Another challenging part is when a patient’s oxygen levels are decreasing and despite all of our efforts, the patient is requiring so much oxygen and needs to be intubated due to respiratory failure. The respiratory therapist is setting up the ventilator, the doctor is preparing for the intubation and the room is filled with hustle and bustle. The nurse takes the moment to explain to the patient face-to-face what we are about to do and what exactly it means to be intubated and that we will be giving them medication to help them sleep through it.

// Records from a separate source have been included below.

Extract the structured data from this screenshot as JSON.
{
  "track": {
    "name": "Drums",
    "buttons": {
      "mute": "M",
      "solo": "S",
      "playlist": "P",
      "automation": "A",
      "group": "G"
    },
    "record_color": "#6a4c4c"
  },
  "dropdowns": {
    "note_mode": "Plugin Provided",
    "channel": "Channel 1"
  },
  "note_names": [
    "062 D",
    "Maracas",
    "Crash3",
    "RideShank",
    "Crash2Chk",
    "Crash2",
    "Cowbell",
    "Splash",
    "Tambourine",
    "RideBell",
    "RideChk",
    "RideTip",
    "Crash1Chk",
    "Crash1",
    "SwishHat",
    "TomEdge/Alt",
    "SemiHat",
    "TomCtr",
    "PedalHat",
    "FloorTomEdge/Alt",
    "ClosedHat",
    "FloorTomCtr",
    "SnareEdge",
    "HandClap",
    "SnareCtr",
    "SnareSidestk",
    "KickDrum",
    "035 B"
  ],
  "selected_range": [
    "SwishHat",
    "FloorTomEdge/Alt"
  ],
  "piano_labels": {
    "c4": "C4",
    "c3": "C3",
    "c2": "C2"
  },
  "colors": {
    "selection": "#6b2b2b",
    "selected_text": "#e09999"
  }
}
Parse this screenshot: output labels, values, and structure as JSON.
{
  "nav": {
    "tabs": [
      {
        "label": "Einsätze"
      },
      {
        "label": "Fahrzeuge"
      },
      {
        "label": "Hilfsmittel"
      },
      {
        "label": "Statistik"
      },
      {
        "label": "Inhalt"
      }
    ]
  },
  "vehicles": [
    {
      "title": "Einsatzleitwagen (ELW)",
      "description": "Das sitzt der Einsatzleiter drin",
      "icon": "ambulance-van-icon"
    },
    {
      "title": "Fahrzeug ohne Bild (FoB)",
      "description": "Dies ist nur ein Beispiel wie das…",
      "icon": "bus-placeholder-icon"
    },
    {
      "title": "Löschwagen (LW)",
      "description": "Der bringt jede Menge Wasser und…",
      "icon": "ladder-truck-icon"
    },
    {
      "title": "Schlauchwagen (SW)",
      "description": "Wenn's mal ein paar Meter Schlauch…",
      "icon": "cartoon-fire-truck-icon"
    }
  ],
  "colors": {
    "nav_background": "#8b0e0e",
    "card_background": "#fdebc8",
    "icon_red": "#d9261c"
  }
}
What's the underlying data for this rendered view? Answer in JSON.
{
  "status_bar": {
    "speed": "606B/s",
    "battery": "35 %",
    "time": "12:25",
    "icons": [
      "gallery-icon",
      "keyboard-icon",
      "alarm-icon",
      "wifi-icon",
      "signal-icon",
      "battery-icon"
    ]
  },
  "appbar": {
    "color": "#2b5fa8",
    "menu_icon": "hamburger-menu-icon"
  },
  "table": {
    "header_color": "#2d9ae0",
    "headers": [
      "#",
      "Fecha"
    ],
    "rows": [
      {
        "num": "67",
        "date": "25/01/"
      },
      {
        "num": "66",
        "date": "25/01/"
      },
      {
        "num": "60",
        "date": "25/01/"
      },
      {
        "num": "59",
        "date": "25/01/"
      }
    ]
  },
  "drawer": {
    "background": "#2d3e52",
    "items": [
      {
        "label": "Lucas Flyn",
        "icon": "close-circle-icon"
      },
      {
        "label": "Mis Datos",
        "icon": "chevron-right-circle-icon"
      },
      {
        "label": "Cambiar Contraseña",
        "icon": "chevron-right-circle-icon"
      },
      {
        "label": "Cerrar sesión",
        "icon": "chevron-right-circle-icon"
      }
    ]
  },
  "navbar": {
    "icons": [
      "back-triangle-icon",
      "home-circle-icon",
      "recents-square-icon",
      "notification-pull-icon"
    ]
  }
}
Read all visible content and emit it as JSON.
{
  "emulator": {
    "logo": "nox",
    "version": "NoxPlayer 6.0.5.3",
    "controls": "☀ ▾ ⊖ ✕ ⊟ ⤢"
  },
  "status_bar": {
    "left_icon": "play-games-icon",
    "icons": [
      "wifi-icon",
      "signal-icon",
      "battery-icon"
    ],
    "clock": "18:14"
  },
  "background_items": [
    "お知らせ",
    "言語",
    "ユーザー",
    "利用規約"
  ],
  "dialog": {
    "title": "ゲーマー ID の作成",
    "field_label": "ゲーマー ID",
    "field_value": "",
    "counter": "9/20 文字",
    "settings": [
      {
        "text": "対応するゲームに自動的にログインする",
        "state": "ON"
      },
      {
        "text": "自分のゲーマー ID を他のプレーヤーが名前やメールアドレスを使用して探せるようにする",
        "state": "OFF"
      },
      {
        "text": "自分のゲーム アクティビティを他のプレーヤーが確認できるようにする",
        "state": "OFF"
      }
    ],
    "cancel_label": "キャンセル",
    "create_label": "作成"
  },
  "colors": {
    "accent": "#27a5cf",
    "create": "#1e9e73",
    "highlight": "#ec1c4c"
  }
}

We say all of this knowing most of the time COVID-19 patients don’t wake back up to make it off of the ventilator but we are going to give it our best shot. They are terrified and we are terrified for them. If the patient is quickly able to, we would encourage them to make one last phone call to their loved one and those phone calls are some of the most chilling and heartbreaking conversations that I have ever heard, especially if that was the last time they would hear each other’s voices.
Almost every time I work, my patients ask if they are going to die to which I respond that we are doing everything we can and that is true, but also they are in a place where death is a strong possibility even despite all of our efforts.
Local: What hope do you have for the future?
The hope I have for the future is the vaccine. I was vaccinated in December and ever since late January, we have seen the numbers decrease. I have strong hope in the vaccine and the results of a decrease in the severe cases that we have already seen. I continue to wear a mask in public because even if I help stop the spread to one person, that is completely worth the extremely small amount of discomfort that I go through to wear a mask.